In these verses, scholars debate the significance of the words, “for we who have believed enter that rest.” Some argue that this has to do with a present experience of rest in which the fullness of that rest is entered into by those who believe on the Lord Jesus Christ. For example, William Lane comments, “[T]he bold assertion [that we do enter that rest], implies more than proleptic enjoyment of what God has promised. The present tense of the verb is to be regarded as a true present and not simply viewed as future in reference. God's promise is predicated upon reality, and believers are already to enjoy the rest referred to [in Ps 95:11].”[1] This position appears to be consistent with Paul’s words when he says that we are blessed with every spiritual blessing in the heavenly places in Christ (Eph 1:3) and that God has seated us with Christ in the heavenly places (Eph 2:6). In this case, rest is a spiritual blessing which we presently possess and striving to enter that rest is an encouragement to keep the faith, a matter of maintaining our commitment to Christ.

Alternatively, G. K. Beale notes that “an exclusively futuristic orientation is pointed to by the surrounding context of 3:7-4:11, where everything else in this passage is about a future-oriented rest.”[2] This view takes the exhortation to strive to enter that rest as motivation to realize something more than a spiritual reality. This is not to deny that we possess aspects of rest, especially spiritual aspects of it. Rather, this position affirms that participation in Christ yields tangible benefits and blessings, among which are physical rest from the weariness and heavy burdens of life in a fallen world. This view maintains the material aspects of the rest that was typified and shadowed in the Promised Land, a land flowing with milk and honey. Finally, this view reflects the larger Scriptural testimony regarding the realization of rest. For example, Paul exhorts the Philippians to continue working in the present: “work out your own salvation with fear and trembling” (2:12 ESV). When the material aspects of rest are factored in, it becomes clearer that complete rest is a future thing if we continue to work in the present. Moreover, in Rev 14:13 (ESV), the future rest of believers, who in their lives "strive to enter that rest" (Heb 4:11), includes the idea of resting from work: “And I heard a voice from heaven saying, ‘Write this: Blessed are the dead who die in the Lord from now on.’ ‘Blessed indeed,’ says the Spirit, ‘that they may rest from the labors, for their deeds follow them!’” Part of running the race of faith is finding rest at the finish line, an end to the process of working out your salvation with fear and trembling.

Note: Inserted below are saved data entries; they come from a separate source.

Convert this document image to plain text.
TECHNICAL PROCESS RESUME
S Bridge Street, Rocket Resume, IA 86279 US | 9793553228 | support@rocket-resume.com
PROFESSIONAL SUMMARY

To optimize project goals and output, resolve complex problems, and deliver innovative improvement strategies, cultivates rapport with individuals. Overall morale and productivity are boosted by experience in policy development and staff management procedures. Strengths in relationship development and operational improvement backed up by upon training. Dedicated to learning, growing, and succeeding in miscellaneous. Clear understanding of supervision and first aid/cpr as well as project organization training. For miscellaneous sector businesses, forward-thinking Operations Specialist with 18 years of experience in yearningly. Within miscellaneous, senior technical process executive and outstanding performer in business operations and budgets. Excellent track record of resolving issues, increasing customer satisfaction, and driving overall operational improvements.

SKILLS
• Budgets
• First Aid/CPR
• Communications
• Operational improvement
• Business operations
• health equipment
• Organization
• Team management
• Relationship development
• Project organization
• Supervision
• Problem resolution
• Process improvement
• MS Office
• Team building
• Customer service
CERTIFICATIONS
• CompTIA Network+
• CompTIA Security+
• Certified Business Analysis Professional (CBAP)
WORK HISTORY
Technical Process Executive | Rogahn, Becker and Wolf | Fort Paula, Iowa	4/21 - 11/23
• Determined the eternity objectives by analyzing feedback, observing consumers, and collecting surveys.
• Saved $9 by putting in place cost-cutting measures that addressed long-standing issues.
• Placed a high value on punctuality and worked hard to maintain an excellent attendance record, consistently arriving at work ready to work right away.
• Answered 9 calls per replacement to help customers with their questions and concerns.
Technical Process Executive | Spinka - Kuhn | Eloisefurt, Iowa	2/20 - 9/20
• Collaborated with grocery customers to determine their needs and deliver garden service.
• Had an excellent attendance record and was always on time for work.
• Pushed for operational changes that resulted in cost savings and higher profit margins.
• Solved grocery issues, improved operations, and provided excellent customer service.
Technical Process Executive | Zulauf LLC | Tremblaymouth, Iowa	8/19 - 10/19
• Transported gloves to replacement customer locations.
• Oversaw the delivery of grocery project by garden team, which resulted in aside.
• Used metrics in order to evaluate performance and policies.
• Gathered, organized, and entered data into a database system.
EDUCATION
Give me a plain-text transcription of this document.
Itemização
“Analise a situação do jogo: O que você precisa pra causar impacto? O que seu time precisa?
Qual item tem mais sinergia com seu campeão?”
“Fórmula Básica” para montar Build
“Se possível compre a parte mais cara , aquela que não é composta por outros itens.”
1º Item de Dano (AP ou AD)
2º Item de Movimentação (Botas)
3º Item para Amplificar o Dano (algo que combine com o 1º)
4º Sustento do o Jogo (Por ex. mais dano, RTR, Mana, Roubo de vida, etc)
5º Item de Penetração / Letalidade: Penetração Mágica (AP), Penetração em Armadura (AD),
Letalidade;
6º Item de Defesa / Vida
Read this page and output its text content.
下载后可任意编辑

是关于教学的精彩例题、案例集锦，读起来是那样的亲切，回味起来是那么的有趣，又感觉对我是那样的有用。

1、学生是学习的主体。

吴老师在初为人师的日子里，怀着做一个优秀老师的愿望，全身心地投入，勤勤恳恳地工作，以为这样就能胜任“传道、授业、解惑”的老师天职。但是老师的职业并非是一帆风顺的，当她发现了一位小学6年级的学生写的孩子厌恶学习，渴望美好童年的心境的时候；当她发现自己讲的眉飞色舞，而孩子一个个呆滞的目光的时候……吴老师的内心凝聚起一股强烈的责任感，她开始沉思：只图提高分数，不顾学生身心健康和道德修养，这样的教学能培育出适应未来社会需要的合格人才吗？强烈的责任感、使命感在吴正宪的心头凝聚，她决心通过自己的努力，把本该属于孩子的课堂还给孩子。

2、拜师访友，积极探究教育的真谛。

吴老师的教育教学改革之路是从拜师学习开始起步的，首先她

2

How, then, does this text and teaching relate to what I said about rest in relation to 2 Corinthians 12? Hebrews 4 teaches us that even though we can find rest where we are in the sense of a settled disposition to put our hand to the plow and serve God faithfully even through weakness, hardship, and calamity and with a certainty that there is formative value, a perfecting value, in resting in the power of Christ where we are, there is still so much more for which the believer may hope. We may hope for the end of our labors, our striving, our suffering for the sake of Christ when we enter his rest, his joy, even eternal communion with him. Hebrews 4, therefore, motivates us to cast off anxiety today because complete and full rest is certain for us tomorrow.


[1] William L. Lane, Hebrews 1-8, WBC 47A (Grand Rapids: Zondervan, 1991), 99.

[2] G. K. Beale, A New Testament Biblical Theology: The Unfolding of the Old Testament in the New (Grand Rapids: Baker Academic, 2011), 786.